Luxom resigned in late 1964, and after adding new lead guitarist Larry Tanner and installing Parker as lead vocalist, the Demensions rechristened themselves the Embermen to avoid conflict with another similarly named local act. Modifying the moniker to the Embermen Five in early 1965, the band nurtured a devoted local following with its frequent appearances at school dances and related functions, and soon they were touring the state on weekends.

In the spring of 1966 they drove to Minneapolis, entering Kaybank Studios to record a pair of Parker originals, "Fire in My Heart" and "Without Your Love" -- issued on the Studio City label that June, the single was a local smash, topping Minot radio play lists for six weeks running. In August the Embermen Five opened for the Beach Boys, and after cutting an ill-fated session for Chess Records, they returned to Kaybank to record four more Parker originals: the first single from the sessions, the garage punk gem "That's Why I Need You," appeared on Studio City in the fall of 1967, and was quickly followed by the cult classic "Baby I'm Forgettin' You."

By 1968 the various members of the Embermen Five were attending college -- the grind of touring was wreaking havoc with music major Parker's vocal chords, so Tanner's 15-year-old brother was installed as a second vocalist.

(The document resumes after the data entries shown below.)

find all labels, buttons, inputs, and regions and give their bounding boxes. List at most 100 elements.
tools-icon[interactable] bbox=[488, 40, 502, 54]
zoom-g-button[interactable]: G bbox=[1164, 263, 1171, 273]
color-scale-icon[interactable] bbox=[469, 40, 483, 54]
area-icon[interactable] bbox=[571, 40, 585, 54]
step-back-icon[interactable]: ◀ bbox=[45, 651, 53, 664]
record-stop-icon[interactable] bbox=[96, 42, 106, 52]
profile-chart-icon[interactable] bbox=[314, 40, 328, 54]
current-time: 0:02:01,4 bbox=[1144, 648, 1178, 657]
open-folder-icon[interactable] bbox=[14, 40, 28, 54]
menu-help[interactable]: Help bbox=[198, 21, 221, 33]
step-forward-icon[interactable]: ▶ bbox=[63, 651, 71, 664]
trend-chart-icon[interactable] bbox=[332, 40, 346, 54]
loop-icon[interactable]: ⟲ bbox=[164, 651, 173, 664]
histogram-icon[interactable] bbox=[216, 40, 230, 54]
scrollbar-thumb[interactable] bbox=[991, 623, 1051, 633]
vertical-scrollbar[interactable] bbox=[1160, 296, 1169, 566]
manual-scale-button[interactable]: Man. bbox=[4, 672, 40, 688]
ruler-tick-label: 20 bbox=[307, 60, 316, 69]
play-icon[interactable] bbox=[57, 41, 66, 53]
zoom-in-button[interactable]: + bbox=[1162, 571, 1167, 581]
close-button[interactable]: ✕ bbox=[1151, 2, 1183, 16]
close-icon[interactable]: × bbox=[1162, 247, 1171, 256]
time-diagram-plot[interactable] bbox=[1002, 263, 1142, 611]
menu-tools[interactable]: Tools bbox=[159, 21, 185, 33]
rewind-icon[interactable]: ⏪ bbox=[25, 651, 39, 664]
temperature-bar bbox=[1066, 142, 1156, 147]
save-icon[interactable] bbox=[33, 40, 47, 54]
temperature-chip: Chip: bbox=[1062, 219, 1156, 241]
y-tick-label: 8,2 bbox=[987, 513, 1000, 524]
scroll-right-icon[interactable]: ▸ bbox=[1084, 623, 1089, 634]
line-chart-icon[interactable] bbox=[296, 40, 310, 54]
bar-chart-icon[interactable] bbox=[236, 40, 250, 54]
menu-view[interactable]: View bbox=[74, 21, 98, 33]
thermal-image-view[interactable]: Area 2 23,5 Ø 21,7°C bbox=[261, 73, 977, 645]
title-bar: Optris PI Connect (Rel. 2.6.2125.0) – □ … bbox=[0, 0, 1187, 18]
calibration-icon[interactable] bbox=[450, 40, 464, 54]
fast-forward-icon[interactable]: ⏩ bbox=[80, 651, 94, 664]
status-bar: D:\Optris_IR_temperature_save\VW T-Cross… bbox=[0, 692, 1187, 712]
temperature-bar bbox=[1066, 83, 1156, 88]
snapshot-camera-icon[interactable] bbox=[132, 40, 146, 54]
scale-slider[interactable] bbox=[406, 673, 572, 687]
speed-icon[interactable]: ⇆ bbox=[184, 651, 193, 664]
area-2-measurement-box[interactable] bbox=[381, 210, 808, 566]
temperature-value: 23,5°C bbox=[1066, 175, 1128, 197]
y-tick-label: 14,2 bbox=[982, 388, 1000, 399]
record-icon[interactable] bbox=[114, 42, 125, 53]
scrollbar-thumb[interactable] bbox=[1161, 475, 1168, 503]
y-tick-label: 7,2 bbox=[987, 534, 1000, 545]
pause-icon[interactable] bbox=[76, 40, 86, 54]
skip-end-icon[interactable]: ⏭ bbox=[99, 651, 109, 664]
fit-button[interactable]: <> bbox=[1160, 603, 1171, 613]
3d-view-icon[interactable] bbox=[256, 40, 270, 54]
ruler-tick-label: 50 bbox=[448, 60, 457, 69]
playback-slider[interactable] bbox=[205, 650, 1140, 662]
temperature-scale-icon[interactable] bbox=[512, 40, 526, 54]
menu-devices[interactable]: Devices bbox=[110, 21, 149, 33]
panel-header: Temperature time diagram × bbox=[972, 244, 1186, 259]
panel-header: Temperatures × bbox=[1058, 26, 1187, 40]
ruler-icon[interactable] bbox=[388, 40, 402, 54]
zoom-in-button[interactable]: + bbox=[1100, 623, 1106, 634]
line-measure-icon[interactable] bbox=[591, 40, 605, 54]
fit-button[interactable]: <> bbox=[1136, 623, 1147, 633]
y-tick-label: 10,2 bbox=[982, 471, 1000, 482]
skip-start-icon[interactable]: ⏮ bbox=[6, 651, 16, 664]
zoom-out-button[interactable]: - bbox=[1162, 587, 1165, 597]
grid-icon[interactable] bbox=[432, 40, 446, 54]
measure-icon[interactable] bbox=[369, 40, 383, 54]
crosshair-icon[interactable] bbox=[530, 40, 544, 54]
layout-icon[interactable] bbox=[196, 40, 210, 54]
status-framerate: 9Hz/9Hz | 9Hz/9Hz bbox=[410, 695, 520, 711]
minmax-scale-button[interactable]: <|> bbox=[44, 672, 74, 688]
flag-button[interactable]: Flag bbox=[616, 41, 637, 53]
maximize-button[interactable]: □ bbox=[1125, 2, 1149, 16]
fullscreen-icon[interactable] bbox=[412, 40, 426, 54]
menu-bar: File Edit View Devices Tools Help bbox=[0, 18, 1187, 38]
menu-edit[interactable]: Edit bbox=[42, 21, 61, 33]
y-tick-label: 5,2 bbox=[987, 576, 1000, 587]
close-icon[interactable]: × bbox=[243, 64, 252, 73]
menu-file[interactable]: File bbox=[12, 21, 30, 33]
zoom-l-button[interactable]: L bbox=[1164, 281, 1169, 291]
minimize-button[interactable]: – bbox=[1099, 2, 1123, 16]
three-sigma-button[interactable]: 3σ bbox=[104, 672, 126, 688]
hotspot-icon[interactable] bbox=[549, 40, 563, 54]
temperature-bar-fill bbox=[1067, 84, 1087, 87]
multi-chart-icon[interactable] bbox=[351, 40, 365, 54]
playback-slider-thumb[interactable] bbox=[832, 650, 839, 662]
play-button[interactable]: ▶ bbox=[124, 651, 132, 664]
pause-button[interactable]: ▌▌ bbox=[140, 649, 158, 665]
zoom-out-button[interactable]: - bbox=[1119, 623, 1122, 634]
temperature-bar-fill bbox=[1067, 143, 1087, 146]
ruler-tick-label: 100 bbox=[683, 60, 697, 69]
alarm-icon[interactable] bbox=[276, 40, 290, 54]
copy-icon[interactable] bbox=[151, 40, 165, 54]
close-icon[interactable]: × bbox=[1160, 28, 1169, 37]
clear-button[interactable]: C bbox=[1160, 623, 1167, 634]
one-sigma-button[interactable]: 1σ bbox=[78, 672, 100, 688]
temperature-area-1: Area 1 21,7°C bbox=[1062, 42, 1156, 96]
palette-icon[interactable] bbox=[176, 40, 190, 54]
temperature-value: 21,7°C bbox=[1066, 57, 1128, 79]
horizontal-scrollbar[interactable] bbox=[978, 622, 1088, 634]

During the spring the band decamped to Century Recording in Fargo to cut their final single, the R&B-inspired "Do You Have to Be So Cruel" -- however, local radio instead seized upon the B-side, a cover of the Ernest Tubb composition "Tomorrow Never Comes." In mid-1968 the Embermen Five began to splinter -- first Larry Tanner exited to join the band Pierson Lake, and in the fall Parker quit to focus his full attention on college.

The following spring, Unwin joined the Marines, and in July 1969, the group officially dissolved. The Tanners later relocated to Oklahoma, where they formed a group called the Contagious Brothers -- Parker later signed on, and when they played Minot in 1978, the classic Embermen Five lineup reunited for their first live appearance in nearly a decade. In 2002 the Break-A-Way label compiled their vintage singles on the album Fire in Their Hearts, bolstering the package with live material recorded at the Minot Air Force Base in early 1968.